At the initial briefing for the design, I was told that the festival – like many arts organisations in the current climate – was working on a very tight budget and that there was limited money to spend on marketing material. I suggested various ways that the organisation could save money, including working within the template and layout that I designed for the previous year’s posters rather than developing a whole new design.
Unlike in previous years, when the design featured different images from festival performances across a series of posters, this iteration used a single key image. The festival commissioned an illustrator, Yifei Xiang, to produce an illustration to encapsulate the ideas and themes behind the festival. I collaborated with the illustrator from an early stage to make sure that the format of the illustration fitted the template that I had set up.
Working with a palette of colours taken from Yifei’s illustration I developed a design for the poster that used a coloured gradient background that connected to the gradients that appear in the illustrator’s work. I faded the illustration in to the background colour with the Manipulate Festival logo layered over the top as in the previous year’s poster.

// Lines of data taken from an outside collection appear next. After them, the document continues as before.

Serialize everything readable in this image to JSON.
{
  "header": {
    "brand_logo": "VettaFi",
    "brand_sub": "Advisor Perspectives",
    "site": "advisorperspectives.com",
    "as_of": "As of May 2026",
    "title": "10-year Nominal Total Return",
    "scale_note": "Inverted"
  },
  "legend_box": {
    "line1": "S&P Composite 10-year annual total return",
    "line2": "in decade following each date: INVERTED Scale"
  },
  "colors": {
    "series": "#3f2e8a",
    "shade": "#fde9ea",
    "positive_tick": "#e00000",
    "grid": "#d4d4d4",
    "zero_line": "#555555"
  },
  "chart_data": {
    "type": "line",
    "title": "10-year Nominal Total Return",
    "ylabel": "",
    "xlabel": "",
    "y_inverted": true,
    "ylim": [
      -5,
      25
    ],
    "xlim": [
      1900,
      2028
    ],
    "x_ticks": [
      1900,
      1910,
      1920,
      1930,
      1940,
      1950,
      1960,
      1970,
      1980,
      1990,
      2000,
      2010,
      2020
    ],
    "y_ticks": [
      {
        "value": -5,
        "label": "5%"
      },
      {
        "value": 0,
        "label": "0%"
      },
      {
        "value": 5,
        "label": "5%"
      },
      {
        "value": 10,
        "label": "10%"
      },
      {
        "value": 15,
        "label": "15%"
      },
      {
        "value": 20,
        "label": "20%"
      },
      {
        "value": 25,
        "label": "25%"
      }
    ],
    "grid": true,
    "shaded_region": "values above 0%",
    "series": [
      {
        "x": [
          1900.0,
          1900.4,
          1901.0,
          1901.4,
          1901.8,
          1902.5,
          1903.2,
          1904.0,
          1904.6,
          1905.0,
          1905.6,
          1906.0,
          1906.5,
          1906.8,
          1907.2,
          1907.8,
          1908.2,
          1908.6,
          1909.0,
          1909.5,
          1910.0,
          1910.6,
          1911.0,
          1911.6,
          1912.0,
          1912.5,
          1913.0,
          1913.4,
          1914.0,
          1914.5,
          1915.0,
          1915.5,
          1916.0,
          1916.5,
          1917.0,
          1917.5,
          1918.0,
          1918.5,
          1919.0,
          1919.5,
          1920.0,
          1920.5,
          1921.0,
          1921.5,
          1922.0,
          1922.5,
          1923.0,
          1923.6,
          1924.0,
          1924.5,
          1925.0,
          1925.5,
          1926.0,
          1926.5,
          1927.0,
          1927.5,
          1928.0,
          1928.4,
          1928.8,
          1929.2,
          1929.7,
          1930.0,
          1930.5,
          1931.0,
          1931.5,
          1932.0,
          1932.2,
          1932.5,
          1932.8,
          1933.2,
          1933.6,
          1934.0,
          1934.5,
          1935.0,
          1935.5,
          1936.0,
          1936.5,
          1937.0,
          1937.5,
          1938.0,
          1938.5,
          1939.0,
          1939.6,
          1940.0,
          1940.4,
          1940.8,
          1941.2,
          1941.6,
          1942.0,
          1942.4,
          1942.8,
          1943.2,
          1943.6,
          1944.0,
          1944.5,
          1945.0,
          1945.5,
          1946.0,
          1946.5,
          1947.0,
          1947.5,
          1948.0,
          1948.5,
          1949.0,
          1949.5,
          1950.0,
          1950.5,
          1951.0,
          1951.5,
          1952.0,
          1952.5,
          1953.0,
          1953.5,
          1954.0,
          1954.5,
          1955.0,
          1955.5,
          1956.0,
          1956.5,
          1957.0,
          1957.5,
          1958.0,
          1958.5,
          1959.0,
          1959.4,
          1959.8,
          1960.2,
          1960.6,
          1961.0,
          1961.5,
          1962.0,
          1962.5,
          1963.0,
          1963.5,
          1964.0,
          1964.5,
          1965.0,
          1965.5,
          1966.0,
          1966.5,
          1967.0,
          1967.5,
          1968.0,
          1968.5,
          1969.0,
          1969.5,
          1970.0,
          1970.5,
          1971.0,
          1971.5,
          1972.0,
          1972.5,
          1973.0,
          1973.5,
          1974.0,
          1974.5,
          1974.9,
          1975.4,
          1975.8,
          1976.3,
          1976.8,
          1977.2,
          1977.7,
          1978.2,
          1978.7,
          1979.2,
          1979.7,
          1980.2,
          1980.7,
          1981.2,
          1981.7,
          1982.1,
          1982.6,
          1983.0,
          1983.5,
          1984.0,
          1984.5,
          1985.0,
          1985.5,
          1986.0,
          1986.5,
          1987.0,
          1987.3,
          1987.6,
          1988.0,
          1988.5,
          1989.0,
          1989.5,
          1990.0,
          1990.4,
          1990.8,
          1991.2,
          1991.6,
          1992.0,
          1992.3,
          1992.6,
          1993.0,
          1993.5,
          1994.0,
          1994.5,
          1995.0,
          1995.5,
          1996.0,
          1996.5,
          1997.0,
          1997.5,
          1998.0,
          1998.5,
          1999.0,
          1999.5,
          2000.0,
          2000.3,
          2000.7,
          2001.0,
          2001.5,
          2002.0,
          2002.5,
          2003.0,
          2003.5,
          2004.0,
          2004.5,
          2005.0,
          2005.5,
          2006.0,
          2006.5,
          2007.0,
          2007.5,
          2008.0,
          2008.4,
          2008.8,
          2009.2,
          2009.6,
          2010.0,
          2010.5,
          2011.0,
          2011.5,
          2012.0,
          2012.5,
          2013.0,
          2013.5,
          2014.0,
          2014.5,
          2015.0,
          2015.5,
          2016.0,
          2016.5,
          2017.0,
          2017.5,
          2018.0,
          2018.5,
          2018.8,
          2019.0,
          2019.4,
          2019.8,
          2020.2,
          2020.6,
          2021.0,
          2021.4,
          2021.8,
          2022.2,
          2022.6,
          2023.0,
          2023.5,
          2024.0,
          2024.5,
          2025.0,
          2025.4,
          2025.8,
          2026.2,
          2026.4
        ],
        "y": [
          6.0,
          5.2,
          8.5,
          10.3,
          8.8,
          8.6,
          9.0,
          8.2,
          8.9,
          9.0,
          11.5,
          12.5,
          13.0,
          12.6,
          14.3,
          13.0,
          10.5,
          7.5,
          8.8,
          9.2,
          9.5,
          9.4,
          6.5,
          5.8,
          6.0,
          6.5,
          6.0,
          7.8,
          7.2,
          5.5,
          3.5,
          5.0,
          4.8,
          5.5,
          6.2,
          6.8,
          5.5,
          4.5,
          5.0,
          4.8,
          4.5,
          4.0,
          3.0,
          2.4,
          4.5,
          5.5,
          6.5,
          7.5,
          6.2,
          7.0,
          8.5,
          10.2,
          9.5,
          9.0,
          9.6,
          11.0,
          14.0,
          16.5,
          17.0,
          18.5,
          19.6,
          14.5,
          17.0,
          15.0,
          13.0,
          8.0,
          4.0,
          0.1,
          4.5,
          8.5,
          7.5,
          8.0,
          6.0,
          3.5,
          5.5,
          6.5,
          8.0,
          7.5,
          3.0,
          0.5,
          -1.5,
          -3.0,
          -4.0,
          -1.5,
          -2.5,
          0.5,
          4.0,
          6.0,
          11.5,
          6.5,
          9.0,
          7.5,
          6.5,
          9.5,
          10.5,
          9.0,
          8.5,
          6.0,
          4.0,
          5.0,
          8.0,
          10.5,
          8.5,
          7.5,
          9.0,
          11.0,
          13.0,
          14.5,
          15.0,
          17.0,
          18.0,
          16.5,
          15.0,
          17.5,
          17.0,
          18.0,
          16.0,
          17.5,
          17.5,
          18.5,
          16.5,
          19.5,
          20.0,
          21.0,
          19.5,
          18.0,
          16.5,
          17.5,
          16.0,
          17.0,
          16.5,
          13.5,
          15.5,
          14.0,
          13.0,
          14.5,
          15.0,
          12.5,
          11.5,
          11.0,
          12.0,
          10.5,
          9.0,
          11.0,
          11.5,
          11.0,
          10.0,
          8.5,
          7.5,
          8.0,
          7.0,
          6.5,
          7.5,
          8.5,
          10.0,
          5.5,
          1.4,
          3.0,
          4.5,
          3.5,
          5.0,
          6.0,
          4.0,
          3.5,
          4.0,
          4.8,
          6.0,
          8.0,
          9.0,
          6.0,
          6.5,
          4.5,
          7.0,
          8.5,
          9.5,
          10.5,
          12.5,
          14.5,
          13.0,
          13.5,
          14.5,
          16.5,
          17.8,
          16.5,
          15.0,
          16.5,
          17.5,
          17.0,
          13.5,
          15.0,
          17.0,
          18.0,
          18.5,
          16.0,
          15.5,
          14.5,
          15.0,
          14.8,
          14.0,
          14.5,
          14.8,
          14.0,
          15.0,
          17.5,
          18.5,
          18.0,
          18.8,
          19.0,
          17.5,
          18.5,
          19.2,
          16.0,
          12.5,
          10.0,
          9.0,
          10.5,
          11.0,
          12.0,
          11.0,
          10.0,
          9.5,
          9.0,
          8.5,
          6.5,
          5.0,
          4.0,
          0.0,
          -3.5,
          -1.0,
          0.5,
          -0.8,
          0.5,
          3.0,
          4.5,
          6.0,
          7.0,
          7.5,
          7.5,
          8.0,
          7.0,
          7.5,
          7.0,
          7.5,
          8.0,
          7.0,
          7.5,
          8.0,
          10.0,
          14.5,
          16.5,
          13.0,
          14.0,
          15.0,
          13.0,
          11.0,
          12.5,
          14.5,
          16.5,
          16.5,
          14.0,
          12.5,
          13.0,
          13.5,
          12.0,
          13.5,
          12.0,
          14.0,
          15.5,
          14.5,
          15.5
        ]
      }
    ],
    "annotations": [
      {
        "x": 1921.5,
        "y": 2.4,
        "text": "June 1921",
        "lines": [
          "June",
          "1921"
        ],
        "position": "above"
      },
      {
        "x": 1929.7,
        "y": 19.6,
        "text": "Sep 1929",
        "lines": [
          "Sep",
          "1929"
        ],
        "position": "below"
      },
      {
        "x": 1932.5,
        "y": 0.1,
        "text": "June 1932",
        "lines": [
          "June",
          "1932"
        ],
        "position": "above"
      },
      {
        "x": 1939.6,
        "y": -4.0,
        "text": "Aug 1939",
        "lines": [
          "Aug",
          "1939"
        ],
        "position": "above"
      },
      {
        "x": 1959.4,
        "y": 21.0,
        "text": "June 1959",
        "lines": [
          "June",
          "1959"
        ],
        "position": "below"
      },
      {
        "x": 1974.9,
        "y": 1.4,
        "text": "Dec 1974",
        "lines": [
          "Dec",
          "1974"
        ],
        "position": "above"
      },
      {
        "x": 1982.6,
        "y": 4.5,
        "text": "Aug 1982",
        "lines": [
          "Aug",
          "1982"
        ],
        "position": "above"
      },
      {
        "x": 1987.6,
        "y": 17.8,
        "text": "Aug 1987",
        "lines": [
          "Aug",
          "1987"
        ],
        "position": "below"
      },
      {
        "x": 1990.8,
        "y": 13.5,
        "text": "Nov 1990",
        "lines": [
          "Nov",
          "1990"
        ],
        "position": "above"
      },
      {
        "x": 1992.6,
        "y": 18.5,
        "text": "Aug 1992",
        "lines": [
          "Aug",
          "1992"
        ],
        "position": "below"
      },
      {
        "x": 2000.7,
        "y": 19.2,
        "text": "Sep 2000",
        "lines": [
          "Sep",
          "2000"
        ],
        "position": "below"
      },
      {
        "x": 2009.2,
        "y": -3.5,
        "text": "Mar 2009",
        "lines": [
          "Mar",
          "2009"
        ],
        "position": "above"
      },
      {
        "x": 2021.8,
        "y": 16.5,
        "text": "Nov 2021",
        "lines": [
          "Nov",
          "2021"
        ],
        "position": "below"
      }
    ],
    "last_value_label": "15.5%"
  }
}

The layout and design of the poster was then adapted for other marketing material that I designed, including: a printed programme guide; press advertisements; posters of different sizes and shapes; and digital assets. I am pleased to say that this rational approach to designing the marketing material, working with the illustrator at the commissioning stage, and using the basic template from the previous year, meant that the design of the marketing material came within budget, yet still produced a distinct suite of materials to showcase the festival.